Ayrıca Türkiye, GKRY'nin adanın tamamını temsil eden bir devlet olmadığı için münhasır ekonomik bölge oluşturma ve ihale etme hakkı da bulunmadığını muhataplarına iletiyor.

Öte yandan, adanın çakışma olmayan kuzey, doğu ve güney kısımlarında Rum tarafının fiili durum yaratma olasılığına karşı, KKTC tarafından TPAO'ya ruhsat sahaları verildi. Böylece GKRY'nin adanın tamamını temsil etmemesine rağmen bloklar oluşturarak münhasır ekonomik bölge ilan etmesine karşılık verilmiş oldu.

8- Türkiye bölgede arama faliyetleri yürütüyor mu?

Türkiye bölgede aktif olarak Fatih sondaj gemisiyle KKTC’nin ruhsat verdiği A,B,C,D,E,F,G olarak adlandırılan alanlarda sondaj ve arama faaliyetlerini yürütüyor. Söz konusu alanlar KKTC'nin kendi münhasır ekonomik sınırları içinde yer alıyor. Ayrıca Fatih'in yanı sıra Türkiye'nin ikinci sondaj gemisi Yavuz'un da temmuz ayında bölgeye gönderilmesi bekleniyor.

9- GKRY bölgede nasıl bir politika izliyor?

Doğu Akdeniz'deki kaynaklardan azami pay alma arayışına giren enerji şirketleri ve bu şirketlerin direkt veya dolaylı yoldan sahibi olan ABD, Fransa ve İtalya gibi ülkeler GKRY'yi adanın tamamında egemen gibi görüyor ve ihalelerle aldıkları lisansların hukuki olduğunu iddia ediyor.

GKRY de enerji arama ve çıkarma faaliyetlerinde ABD, İtalya ve Fransa gibi bölge dışındaki aktörlerle, enerji iletimi için ise İsrail, Mısır ve Yunanistan gibi bölgedeki aktörlerle iş birliği çalışmaları yapıyor.

10- East-Med boru hattı projesi nedir? Bu projeyle Türkiye devreden çıkarılabilir mi?

East-Med boru hattı projesiyle Akdeniz gazının İsrail, GKRY ve Yunanistan üzerinden Avrupa'ya gönderilmesi hedefleniyor.

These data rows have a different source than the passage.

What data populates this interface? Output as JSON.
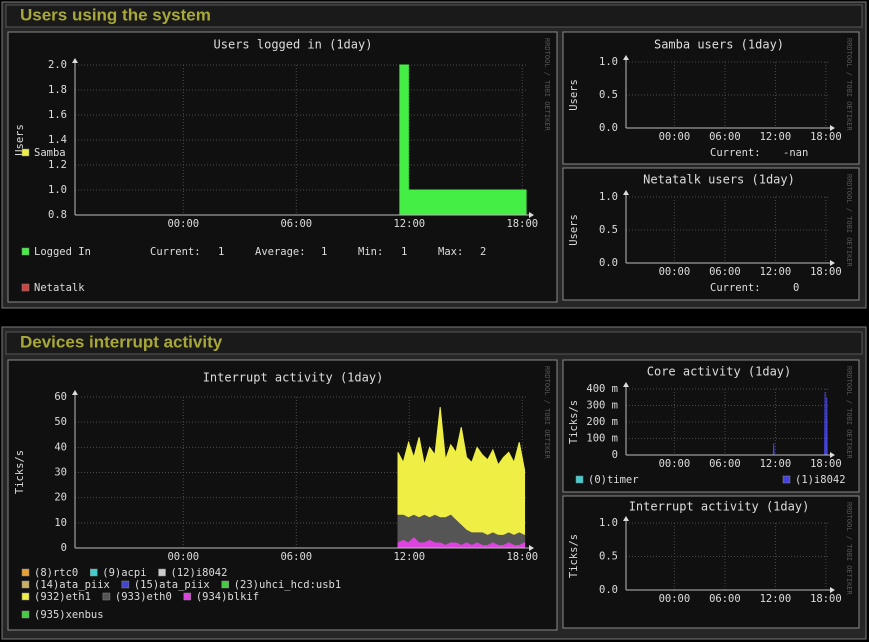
{
  "sections": [
    {
      "title": "Users using the system"
    },
    {
      "title": "Devices interrupt activity"
    }
  ],
  "watermark": "RRDTOOL / TOBI OETIKER",
  "chart_data": [
    {
      "type": "area",
      "title": "Users logged in  (1day)",
      "ylabel": "Users",
      "xlim": [
        -5.75,
        18.25
      ],
      "xticks": [
        {
          "value": 0,
          "label": "00:00"
        },
        {
          "value": 6,
          "label": "06:00"
        },
        {
          "value": 12,
          "label": "12:00"
        },
        {
          "value": 18,
          "label": "18:00"
        }
      ],
      "ylim": [
        0.8,
        2
      ],
      "yticks": [
        0.8,
        {
          "value": 1,
          "label": "1.0"
        },
        1.2,
        1.4,
        1.6,
        1.8,
        {
          "value": 2,
          "label": "2.0"
        }
      ],
      "grid": true,
      "step": true,
      "series": [
        {
          "name": "Logged In",
          "color": "#44ee44",
          "x": [
            11.5,
            11.95,
            18.2
          ],
          "values": [
            2,
            1,
            1
          ]
        }
      ],
      "stats": [
        {
          "label": "Current:",
          "value": 1
        },
        {
          "label": "Average:",
          "value": 1
        },
        {
          "label": "Min:",
          "value": 1
        },
        {
          "label": "Max:",
          "value": 2
        }
      ]
    },
    {
      "type": "area",
      "title": "Samba users  (1day)",
      "ylabel": "Users",
      "xlim": [
        -5.75,
        18.25
      ],
      "xticks": [
        {
          "value": 0,
          "label": "00:00"
        },
        {
          "value": 6,
          "label": "06:00"
        },
        {
          "value": 12,
          "label": "12:00"
        },
        {
          "value": 18,
          "label": "18:00"
        }
      ],
      "ylim": [
        0,
        1
      ],
      "yticks": [
        {
          "value": 0,
          "label": "0.0"
        },
        0.5,
        {
          "value": 1,
          "label": "1.0"
        }
      ],
      "grid": true,
      "series": [
        {
          "name": "Samba",
          "color": "#eeee44",
          "x": [],
          "values": []
        }
      ],
      "stats": [
        {
          "label": "Current:",
          "value": "-nan"
        }
      ]
    },
    {
      "type": "area",
      "title": "Netatalk users  (1day)",
      "ylabel": "Users",
      "xlim": [
        -5.75,
        18.25
      ],
      "xticks": [
        {
          "value": 0,
          "label": "00:00"
        },
        {
          "value": 6,
          "label": "06:00"
        },
        {
          "value": 12,
          "label": "12:00"
        },
        {
          "value": 18,
          "label": "18:00"
        }
      ],
      "ylim": [
        0,
        1
      ],
      "yticks": [
        {
          "value": 0,
          "label": "0.0"
        },
        0.5,
        {
          "value": 1,
          "label": "1.0"
        }
      ],
      "grid": true,
      "series": [
        {
          "name": "Netatalk",
          "color": "#cc4444",
          "x": [
            11.5,
            18.2
          ],
          "values": [
            0,
            0
          ]
        }
      ],
      "stats": [
        {
          "label": "Current:",
          "value": 0
        }
      ]
    },
    {
      "type": "area",
      "title": "Interrupt activity  (1day)",
      "ylabel": "Ticks/s",
      "xlim": [
        -5.75,
        18.25
      ],
      "xticks": [
        {
          "value": 0,
          "label": "00:00"
        },
        {
          "value": 6,
          "label": "06:00"
        },
        {
          "value": 12,
          "label": "12:00"
        },
        {
          "value": 18,
          "label": "18:00"
        }
      ],
      "ylim": [
        0,
        60
      ],
      "yticks": [
        0,
        10,
        20,
        30,
        40,
        50,
        60
      ],
      "grid": true,
      "series": [
        {
          "name": "(8)rtc0",
          "color": "#e8a030",
          "x": [],
          "values": []
        },
        {
          "name": "(9)acpi",
          "color": "#44cccc",
          "x": [],
          "values": []
        },
        {
          "name": "(12)i8042",
          "color": "#cccccc",
          "x": [],
          "values": []
        },
        {
          "name": "(14)ata_piix",
          "color": "#c8b060",
          "x": [],
          "values": []
        },
        {
          "name": "(15)ata_piix",
          "color": "#4444cc",
          "x": [],
          "values": []
        },
        {
          "name": "(23)uhci_hcd:usb1",
          "color": "#44cc44",
          "x": [],
          "values": []
        },
        {
          "name": "(932)eth1",
          "color": "#eeee44",
          "x": [
            11.4,
            11.68,
            11.96,
            12.24,
            12.52,
            12.8,
            13.08,
            13.36,
            13.64,
            13.92,
            14.2,
            14.48,
            14.76,
            15.04,
            15.32,
            15.6,
            15.88,
            16.16,
            16.44,
            16.72,
            17.0,
            17.28,
            17.56,
            17.84,
            18.12
          ],
          "values": [
            38,
            34,
            42,
            36,
            44,
            33,
            40,
            37,
            56,
            35,
            41,
            38,
            48,
            36,
            34,
            40,
            37,
            35,
            39,
            33,
            36,
            38,
            34,
            42,
            31
          ]
        },
        {
          "name": "(933)eth0",
          "color": "#555555",
          "x": [
            11.4,
            11.68,
            11.96,
            12.24,
            12.52,
            12.8,
            13.08,
            13.36,
            13.64,
            13.92,
            14.2,
            14.48,
            14.76,
            15.04,
            15.32,
            15.6,
            15.88,
            16.16,
            16.44,
            16.72,
            17.0,
            17.28,
            17.56,
            17.84,
            18.12
          ],
          "values": [
            13,
            13,
            12,
            13,
            12,
            13,
            12,
            13,
            12,
            12,
            13,
            11,
            9,
            7,
            6,
            6,
            6,
            5,
            6,
            5,
            5,
            6,
            5,
            6,
            5
          ]
        },
        {
          "name": "(934)blkif",
          "color": "#dd44dd",
          "x": [
            11.4,
            11.68,
            11.96,
            12.24,
            12.52,
            12.8,
            13.08,
            13.36,
            13.64,
            13.92,
            14.2,
            14.48,
            14.76,
            15.04,
            15.32,
            15.6,
            15.88,
            16.16,
            16.44,
            16.72,
            17.0,
            17.28,
            17.56,
            17.84,
            18.12
          ],
          "values": [
            2,
            3,
            2,
            4,
            2,
            2,
            3,
            2,
            2,
            1,
            2,
            2,
            1,
            2,
            1,
            2,
            1,
            1,
            2,
            1,
            1,
            2,
            1,
            1,
            2
          ]
        }
      ]
    },
    {
      "type": "area",
      "title": "Core activity  (1day)",
      "ylabel": "Ticks/s",
      "xlim": [
        -5.75,
        18.25
      ],
      "xticks": [
        {
          "value": 0,
          "label": "00:00"
        },
        {
          "value": 6,
          "label": "06:00"
        },
        {
          "value": 12,
          "label": "12:00"
        },
        {
          "value": 18,
          "label": "18:00"
        }
      ],
      "ylim": [
        0,
        0.4
      ],
      "yticks": [
        0,
        {
          "value": 0.1,
          "label": "100 m"
        },
        {
          "value": 0.2,
          "label": "200 m"
        },
        {
          "value": 0.3,
          "label": "300 m"
        },
        {
          "value": 0.4,
          "label": "400 m"
        }
      ],
      "grid": true,
      "series": [
        {
          "name": "(0)timer",
          "color": "#44cccc",
          "x": [],
          "values": []
        },
        {
          "name": "(1)i8042",
          "color": "#4444dd",
          "x": [
            11.75,
            11.8,
            11.85,
            17.85,
            17.9,
            17.95,
            18.05,
            18.1,
            18.15
          ],
          "values": [
            0,
            0.07,
            0,
            0,
            0.38,
            0,
            0,
            0.35,
            0
          ]
        }
      ]
    },
    {
      "type": "area",
      "title": "Interrupt activity  (1day)",
      "ylabel": "Ticks/s",
      "xlim": [
        -5.75,
        18.25
      ],
      "xticks": [
        {
          "value": 0,
          "label": "00:00"
        },
        {
          "value": 6,
          "label": "06:00"
        },
        {
          "value": 12,
          "label": "12:00"
        },
        {
          "value": 18,
          "label": "18:00"
        }
      ],
      "ylim": [
        0,
        1
      ],
      "yticks": [
        {
          "value": 0,
          "label": "0.0"
        },
        0.5,
        {
          "value": 1,
          "label": "1.0"
        }
      ],
      "grid": true,
      "series": [
        {
          "name": "(935)xenbus",
          "color": "#44cc44",
          "x": [
            11.5,
            18.2
          ],
          "values": [
            0,
            0
          ]
        }
      ]
    }
  ]
}
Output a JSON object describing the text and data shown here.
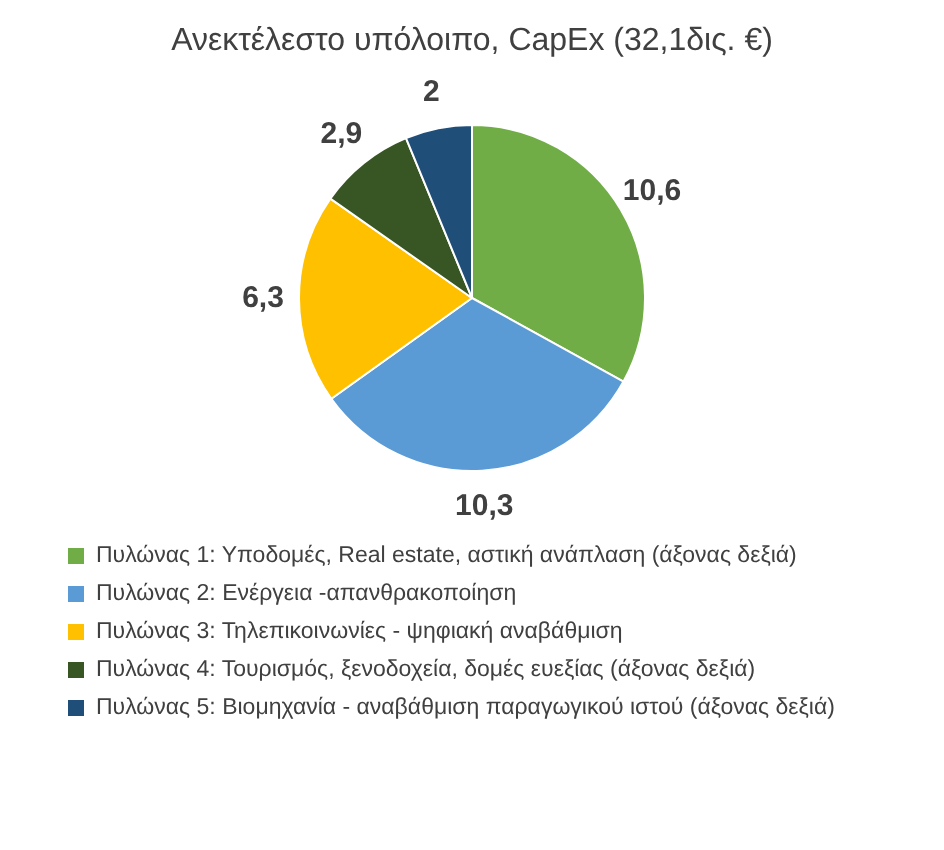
{
  "chart_data": {
    "type": "pie",
    "title": "Ανεκτέλεστο υπόλοιπο, CapEx (32,1δις. €)",
    "categories": [
      "Πυλώνας 1: Υποδομές, Real estate, αστική ανάπλαση (άξονας δεξιά)",
      "Πυλώνας 2: Ενέργεια -απανθρακοποίηση",
      "Πυλώνας 3: Τηλεπικοινωνίες - ψηφιακή αναβάθμιση",
      "Πυλώνας 4: Τουρισμός, ξενοδοχεία, δομές ευεξίας (άξονας δεξιά)",
      "Πυλώνας 5: Βιομηχανία - αναβάθμιση παραγωγικού ιστού (άξονας δεξιά)"
    ],
    "values": [
      10.6,
      10.3,
      6.3,
      2.9,
      2
    ],
    "value_labels": [
      "10,6",
      "10,3",
      "6,3",
      "2,9",
      "2"
    ],
    "colors": [
      "#70ad47",
      "#5b9bd5",
      "#ffc000",
      "#375623",
      "#1f4e79"
    ],
    "legend": "bottom"
  }
}
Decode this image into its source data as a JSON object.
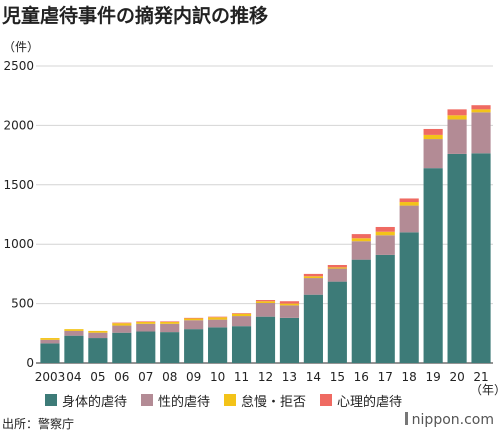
{
  "chart_data": {
    "type": "bar",
    "stacked": true,
    "title": "児童虐待事件の摘発内訳の推移",
    "y_unit_label": "（件）",
    "x_unit_label": "（年）",
    "ylim": [
      0,
      2500
    ],
    "yticks": [
      0,
      500,
      1000,
      1500,
      2000,
      2500
    ],
    "grid": true,
    "legend_position": "bottom",
    "categories": [
      "2003",
      "04",
      "05",
      "06",
      "07",
      "08",
      "09",
      "10",
      "11",
      "12",
      "13",
      "14",
      "15",
      "16",
      "17",
      "18",
      "19",
      "20",
      "21"
    ],
    "series": [
      {
        "name": "身体的虐待",
        "color": "#3d7b78",
        "values": [
          165,
          230,
          210,
          255,
          265,
          260,
          285,
          300,
          310,
          390,
          380,
          575,
          685,
          870,
          910,
          1100,
          1640,
          1760,
          1765
        ]
      },
      {
        "name": "性的虐待",
        "color": "#b38b95",
        "values": [
          30,
          40,
          45,
          60,
          65,
          70,
          75,
          65,
          85,
          115,
          105,
          140,
          110,
          155,
          165,
          225,
          245,
          290,
          345
        ]
      },
      {
        "name": "怠慢・拒否",
        "color": "#f3c319",
        "values": [
          15,
          15,
          15,
          20,
          15,
          15,
          15,
          20,
          20,
          15,
          15,
          15,
          10,
          25,
          30,
          30,
          35,
          35,
          25
        ]
      },
      {
        "name": "心理的虐待",
        "color": "#ef6a62",
        "values": [
          0,
          0,
          0,
          5,
          5,
          5,
          5,
          5,
          5,
          10,
          20,
          20,
          20,
          35,
          40,
          30,
          50,
          50,
          35
        ]
      }
    ]
  },
  "source": "出所：警察庁",
  "logo": "nippon.com"
}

Bölgenin jeolojik yapısının kırılganlığı ve hat uzunluğu göz önünde bulundurulduğunda inşa edilmesi planlanan boru hattının teknik ve ekonomik açıdan fizıbıl olmadığı kabul ediliyor.

Ayrıca Avrupa Birliğinin de desteklediği projenin öngörülen güzergahı Türkiye'nin deniz sahalarından geçiyor. Sonuç olarak aktörlerin Türkiye'yi de hesaba katarak hareket etmesi gerekiyor.

YENİ DENGELERİ AKDENİZ GAZI KURACAK

Gerek denizlerdeki caydırıcılık gücü gerekse hak ve menfaatlerine sahip çıkan kararlı politikaları sonucu ilk gaz kaynağına ulaşan Türkiye’nin bu keşfi ile denizlerdeki denge yeniden kurulacak. Bölgede istikrar sağlanmadan ve politik düğümler aşılmadan enerji kaynaklarından faydalanmanın imkansız oluşunun, bölge ülkelerinin politikalarını gözden geçirmelerine neden olması bekleniyor. Bölgemizde dengeleri değiştirecek gelişme ise Doğu Akdeniz enerjisine ulaşılmasıyla sağlanacak.